Opponents of pot legalization are saying that this is statistically insignificant. It might be, but imagine if teen pot use went up by the same percentage points. You know they’d say something like, “This study confirms what we’ve been saying for a long time – that legalizing harmful drugs like marijuana will only lead to more widespread use among teens.”

Could it be that making something like marijuana legal takes the thrill out of obtaining it? Underage kids like drinking alcohol, not because they have good taste, but because they know they’re not supposed to have it. They like smoking cigarettes, not because they enjoy the taste of tobacco, but because they know it’s illegal. Even though it’s still largely illegal in Colorado, the fact that restrictions have been loosened has perhaps taken the thrill out of getting it.

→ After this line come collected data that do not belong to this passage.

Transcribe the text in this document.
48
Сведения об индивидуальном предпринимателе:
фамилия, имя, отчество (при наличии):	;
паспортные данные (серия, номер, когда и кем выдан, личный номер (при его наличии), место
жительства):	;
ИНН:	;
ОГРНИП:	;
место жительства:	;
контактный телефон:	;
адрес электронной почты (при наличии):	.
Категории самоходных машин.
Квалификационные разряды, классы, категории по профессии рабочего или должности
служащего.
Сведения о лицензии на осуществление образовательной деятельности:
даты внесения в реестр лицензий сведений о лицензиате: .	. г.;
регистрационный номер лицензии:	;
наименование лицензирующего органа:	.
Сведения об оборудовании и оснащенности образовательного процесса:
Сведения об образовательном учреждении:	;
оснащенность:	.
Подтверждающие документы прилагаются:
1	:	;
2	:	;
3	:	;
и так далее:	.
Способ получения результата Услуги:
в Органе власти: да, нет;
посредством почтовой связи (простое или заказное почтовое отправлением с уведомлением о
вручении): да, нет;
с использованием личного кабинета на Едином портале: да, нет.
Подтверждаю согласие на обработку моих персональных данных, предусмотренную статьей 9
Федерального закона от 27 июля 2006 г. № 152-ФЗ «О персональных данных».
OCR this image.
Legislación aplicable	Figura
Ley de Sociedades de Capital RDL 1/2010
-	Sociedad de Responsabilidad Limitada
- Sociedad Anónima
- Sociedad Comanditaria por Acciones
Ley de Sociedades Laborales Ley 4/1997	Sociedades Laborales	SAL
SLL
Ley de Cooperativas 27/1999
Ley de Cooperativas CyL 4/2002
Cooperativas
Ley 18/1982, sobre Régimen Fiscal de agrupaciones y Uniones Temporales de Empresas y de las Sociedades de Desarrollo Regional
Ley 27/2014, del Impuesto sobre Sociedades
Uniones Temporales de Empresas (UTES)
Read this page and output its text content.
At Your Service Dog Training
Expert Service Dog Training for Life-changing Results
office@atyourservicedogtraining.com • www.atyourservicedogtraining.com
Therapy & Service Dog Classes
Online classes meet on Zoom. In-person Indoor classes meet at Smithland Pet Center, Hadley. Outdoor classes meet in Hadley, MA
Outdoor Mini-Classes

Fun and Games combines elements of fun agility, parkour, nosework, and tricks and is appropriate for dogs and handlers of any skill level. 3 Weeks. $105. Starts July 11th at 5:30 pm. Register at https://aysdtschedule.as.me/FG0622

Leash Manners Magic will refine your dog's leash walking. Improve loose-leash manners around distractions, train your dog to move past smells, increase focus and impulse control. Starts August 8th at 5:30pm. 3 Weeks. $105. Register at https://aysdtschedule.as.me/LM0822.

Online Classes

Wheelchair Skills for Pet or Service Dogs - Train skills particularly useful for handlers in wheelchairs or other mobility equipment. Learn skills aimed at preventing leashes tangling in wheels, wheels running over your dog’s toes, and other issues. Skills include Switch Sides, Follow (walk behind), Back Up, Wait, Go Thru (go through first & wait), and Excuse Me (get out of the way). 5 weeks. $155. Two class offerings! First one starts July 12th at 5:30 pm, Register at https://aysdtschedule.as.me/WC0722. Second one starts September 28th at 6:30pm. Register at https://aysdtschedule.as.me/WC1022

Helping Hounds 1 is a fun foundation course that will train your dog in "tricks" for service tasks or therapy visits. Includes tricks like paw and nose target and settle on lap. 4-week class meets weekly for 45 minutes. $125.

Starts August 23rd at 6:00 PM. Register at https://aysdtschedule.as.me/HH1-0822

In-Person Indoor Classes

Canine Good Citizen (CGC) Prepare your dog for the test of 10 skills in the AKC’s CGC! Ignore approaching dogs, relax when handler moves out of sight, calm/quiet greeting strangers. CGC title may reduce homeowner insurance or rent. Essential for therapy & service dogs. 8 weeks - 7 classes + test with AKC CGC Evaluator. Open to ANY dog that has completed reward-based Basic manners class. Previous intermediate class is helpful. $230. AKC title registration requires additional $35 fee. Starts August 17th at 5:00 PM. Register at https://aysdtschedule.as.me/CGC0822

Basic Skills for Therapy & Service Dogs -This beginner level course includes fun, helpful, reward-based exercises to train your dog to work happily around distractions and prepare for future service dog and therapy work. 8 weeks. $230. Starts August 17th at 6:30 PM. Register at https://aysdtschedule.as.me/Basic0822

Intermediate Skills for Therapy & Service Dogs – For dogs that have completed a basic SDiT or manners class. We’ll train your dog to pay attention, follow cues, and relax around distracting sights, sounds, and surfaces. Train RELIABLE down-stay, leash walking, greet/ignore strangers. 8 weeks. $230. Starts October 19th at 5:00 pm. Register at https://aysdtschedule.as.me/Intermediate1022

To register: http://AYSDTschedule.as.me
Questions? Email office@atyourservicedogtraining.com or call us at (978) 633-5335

I’m not arguing that we should cater to teen angst and legalize marijuana as sort of a reverse psychology ploy. I think it should be legalized for the same reason that conservatives are opposed to Bloomberg’s soda ban. Do people overindulge in sugary drinks? Most definitely. And they’ll overindulge whether there’s a law criminalizing it or not.

If you’re truly for getting the government out of your personal life and habits, and if you’re truly for personal responsibility and for dealing with the consequences of your own personal decisions, then you should want the government out of the business regulating plants.